SU‐FF‐T‐352: An Analytic Algorithm for Dose Calculation in An Inhomogeneous Medium

Purpose: To develop an analytic algorithm for calculating dose distributions in a heterogeneous medium using density scaling of the scatter dose in a convolution model. Method and Materials: First, the dose in homogeneous medium was separated as primary and scatter dose. Second, primary and scaling doses were scaled. While scaling of the primary dose is straightforward, in this work we propose that scaling factor for scatter dose be expressed as the ratio of the kernel convolution within inhomogeneous medium to the one in homogeneous medium. With this scaled scatter dose, the total dose in the inhomogeneous medium was calculated in a challenging 3‐D geometry of a 50 keV point source with a spherical inhomogeneity containing lung or bone tissues.

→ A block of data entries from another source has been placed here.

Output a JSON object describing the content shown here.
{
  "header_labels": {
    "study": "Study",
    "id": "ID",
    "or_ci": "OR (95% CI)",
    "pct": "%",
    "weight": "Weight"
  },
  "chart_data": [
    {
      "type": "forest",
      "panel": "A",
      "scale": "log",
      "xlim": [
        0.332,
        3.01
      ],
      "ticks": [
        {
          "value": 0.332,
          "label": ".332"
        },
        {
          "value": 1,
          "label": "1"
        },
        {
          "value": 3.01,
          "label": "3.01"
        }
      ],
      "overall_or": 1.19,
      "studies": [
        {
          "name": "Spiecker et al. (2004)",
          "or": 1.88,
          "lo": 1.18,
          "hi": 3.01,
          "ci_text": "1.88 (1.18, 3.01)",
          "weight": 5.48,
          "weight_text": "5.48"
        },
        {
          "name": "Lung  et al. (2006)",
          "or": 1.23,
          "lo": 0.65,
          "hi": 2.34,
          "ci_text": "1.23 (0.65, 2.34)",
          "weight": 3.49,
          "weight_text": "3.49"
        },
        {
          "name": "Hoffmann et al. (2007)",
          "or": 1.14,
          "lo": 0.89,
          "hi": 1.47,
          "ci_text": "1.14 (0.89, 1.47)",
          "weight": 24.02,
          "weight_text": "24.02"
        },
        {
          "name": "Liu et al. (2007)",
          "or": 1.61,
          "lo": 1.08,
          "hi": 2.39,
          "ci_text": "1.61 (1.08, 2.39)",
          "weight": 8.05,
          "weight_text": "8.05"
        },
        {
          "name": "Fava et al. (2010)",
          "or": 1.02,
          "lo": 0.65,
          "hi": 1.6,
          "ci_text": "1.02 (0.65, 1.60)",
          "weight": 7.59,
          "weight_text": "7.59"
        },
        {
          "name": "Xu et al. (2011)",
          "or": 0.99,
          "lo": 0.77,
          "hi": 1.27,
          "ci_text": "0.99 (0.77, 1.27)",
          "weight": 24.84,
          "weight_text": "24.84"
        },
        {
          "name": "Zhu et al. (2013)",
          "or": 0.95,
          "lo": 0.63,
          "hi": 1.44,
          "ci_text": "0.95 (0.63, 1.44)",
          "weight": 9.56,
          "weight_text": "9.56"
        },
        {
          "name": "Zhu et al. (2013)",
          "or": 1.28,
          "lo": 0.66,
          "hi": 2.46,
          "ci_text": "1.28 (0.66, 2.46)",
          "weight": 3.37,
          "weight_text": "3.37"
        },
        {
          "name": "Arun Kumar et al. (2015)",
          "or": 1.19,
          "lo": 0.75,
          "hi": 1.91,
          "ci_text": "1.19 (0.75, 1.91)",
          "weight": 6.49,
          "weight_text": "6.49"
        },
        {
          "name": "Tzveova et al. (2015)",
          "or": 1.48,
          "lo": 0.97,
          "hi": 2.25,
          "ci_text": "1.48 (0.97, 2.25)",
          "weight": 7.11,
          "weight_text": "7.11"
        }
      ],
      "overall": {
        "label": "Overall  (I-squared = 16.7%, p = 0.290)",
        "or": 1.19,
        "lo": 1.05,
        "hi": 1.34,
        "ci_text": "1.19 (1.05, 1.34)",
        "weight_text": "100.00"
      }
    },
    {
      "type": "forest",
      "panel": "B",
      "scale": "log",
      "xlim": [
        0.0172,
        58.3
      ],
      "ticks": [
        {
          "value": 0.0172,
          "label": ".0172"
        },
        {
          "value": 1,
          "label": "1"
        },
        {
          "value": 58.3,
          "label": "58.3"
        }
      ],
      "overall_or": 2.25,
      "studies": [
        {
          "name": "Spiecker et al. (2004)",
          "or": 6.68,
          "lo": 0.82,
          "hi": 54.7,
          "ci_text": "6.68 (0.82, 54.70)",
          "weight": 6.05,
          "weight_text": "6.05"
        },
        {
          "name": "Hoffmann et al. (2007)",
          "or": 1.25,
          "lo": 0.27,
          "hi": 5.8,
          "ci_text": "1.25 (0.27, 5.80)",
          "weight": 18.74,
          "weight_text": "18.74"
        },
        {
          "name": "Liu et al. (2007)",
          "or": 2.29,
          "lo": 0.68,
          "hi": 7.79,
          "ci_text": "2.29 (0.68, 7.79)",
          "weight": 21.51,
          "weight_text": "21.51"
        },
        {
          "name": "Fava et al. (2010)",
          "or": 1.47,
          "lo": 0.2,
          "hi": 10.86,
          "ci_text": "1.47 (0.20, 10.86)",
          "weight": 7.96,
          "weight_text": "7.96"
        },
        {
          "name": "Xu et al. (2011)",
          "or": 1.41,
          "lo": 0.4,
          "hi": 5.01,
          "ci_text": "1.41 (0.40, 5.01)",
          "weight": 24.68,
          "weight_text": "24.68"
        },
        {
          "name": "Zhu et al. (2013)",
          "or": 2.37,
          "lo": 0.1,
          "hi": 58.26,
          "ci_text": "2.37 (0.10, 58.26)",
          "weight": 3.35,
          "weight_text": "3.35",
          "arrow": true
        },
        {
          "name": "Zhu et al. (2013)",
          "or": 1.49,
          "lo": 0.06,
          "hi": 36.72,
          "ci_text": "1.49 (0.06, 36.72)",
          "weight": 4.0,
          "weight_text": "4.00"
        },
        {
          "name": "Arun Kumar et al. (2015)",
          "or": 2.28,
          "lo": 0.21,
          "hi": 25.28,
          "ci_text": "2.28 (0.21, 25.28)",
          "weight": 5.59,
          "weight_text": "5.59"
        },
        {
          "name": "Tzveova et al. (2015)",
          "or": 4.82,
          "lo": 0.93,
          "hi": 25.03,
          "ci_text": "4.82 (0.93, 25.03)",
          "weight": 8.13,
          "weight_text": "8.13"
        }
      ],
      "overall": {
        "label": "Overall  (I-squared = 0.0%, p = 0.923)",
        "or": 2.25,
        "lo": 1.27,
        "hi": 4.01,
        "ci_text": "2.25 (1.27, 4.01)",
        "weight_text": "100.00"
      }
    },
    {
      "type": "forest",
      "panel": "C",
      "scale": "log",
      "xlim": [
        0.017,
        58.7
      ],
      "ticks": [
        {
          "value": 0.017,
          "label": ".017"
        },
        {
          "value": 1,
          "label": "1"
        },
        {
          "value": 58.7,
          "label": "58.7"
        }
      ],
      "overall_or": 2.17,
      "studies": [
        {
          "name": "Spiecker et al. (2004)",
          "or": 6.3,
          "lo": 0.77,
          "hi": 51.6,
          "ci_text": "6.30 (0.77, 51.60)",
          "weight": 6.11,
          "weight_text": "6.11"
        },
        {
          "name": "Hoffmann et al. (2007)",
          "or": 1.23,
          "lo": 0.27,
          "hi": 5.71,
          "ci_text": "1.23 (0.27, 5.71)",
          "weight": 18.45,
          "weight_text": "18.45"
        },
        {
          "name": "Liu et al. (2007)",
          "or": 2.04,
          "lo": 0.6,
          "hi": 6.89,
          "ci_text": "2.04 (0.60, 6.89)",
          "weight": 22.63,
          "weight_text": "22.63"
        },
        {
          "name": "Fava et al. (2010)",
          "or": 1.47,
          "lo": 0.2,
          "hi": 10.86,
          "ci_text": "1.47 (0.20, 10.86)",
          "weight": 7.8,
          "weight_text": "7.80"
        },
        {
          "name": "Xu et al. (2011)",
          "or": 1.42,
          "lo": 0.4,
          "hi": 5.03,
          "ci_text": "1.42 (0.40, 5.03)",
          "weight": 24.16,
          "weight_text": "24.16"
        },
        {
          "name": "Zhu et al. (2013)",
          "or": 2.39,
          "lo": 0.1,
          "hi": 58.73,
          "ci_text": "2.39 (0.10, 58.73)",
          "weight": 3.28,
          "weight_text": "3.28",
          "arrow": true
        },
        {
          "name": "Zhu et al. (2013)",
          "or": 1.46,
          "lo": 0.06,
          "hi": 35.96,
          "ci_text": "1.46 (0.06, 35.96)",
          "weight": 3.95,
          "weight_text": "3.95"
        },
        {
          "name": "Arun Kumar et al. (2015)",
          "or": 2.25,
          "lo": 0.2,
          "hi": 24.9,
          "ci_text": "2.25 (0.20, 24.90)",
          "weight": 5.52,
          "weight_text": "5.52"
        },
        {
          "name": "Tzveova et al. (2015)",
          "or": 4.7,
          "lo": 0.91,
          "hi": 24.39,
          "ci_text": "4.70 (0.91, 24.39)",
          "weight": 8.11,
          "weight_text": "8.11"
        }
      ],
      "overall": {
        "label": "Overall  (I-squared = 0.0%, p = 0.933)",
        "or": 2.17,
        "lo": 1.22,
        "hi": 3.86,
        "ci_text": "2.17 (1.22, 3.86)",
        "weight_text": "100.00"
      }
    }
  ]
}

The analytic calculations were compared with the Monte Carlo results using the PENELOPE code. Results: Compared to Monte Carlo results, both the magnitude and the slope of the dose in the lung material were precisely calculated within lung inhomogeneity, while for within bone inhomogeneity, the magnitude and tendency were correct but the slope had less reduction along the primary photon direction. The dose distributions in the areas surrounding the inhomogeneities were predicted within 5%. Compared to the existing superposition/convolution algorithm such as Collapsed Cone Convolution, this algorithm has a much simpler form and fewer requirements for the point kernels. Conclusion: The dose distribution in inhomogeneous media can be calculated with acceptable accuracy by using this extended scaling algorithm. The simple formulation and fewer requirements for the detailed point kernel will allow this algorithm for practical clinical application.